Là encore, un enfant, Josué, cherche son père dans un monde en ruines — non plus de pierre, mais de valeurs. Accompagné d’une femme endurcie, Dora, ancienne institutrice devenue cynique, il traverse un Brésil dévoré par la misère, la corruption, l’abandon.
Et peu à peu, ce voyage vers le père devient un voyage vers la rédemption : Dora réapprend à aimer, à croire en la bonté.
C’est la même leçon, inversée : là où Rossellini filmait la chute morale, Salles filme la possibilité de renaissance.
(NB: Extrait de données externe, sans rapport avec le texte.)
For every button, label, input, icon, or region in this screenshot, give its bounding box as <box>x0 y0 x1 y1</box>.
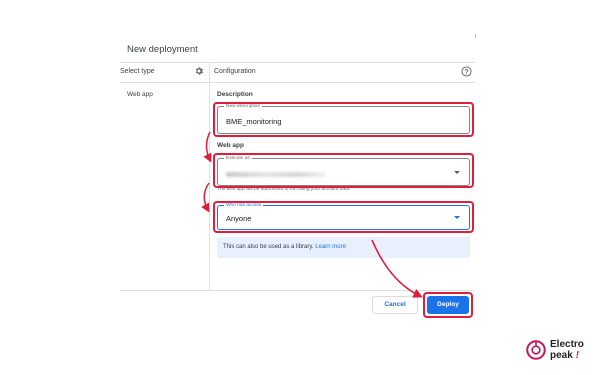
footer-divider <box>120 290 475 291</box>
configuration-header: Configuration <box>214 68 256 75</box>
select-type-header: Select type <box>120 68 155 75</box>
type-item-web-app[interactable]: Web app <box>127 91 153 98</box>
web-app-section-title: Web app <box>217 142 244 149</box>
cancel-button[interactable]: Cancel <box>372 296 418 314</box>
library-info-box: This can also be used as a library. Lear… <box>217 237 470 258</box>
logo-line-1: Electro <box>550 339 584 350</box>
highlight-deploy <box>423 292 473 318</box>
library-info-text: This can also be used as a library. Lear… <box>223 244 346 250</box>
description-section-title: Description <box>217 91 253 98</box>
learn-more-link[interactable]: Learn more <box>315 244 346 250</box>
dialog-corner <box>475 34 476 38</box>
deployment-dialog: New deployment Select type Web app Confi… <box>0 0 600 375</box>
gear-icon[interactable] <box>194 66 204 76</box>
highlight-who-has-access <box>213 201 474 233</box>
header-bottom-divider <box>120 82 475 83</box>
logo-mark: ! <box>575 350 579 361</box>
logo-line-2: peak <box>550 350 573 361</box>
header-top-divider <box>120 62 475 63</box>
highlight-description <box>213 102 474 137</box>
electropeak-logo-text: Electro peak ! <box>550 339 584 361</box>
panel-divider <box>209 62 210 290</box>
dialog-title: New deployment <box>127 44 198 55</box>
highlight-execute-as <box>213 153 474 188</box>
library-info-message: This can also be used as a library. <box>223 244 314 250</box>
electropeak-logo-icon <box>526 340 546 360</box>
help-icon[interactable] <box>461 66 472 77</box>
Trois films, trois enfants, trois époques.
Le Kid, Allemagne année zéro et Central do Brasil sont les miroirs d’une même tragédie : celle d’un monde qui s’est perdu, et d’une enfance qui, seule, continue à porter la question du sens.
Ces enfants errants — du bidonville à la gare, de Berlin à Rio — incarnent la conscience blessée d’une humanité en quête d’elle-même.

Alors, les mots de Jeanne Moreau reprennent tout leur poids :
« Si le cinéma n’est plus, qu’est-ce qui va raconter la vie des gens ? »
Ni les séries, ni les images calibrées, ni les récits désinfectés ne peuvent remplir cette fonction. Seul le cinéma, dans son humilité de témoin, dans sa douce effraction dans la vie des gens, peut nous rappeler que raconter, c’est aussi préserver la dignité de vivre.

Le cinéma ne sauve pas le monde.
Mais il nous sauve du mensonge — et parfois, c’est déjà tout.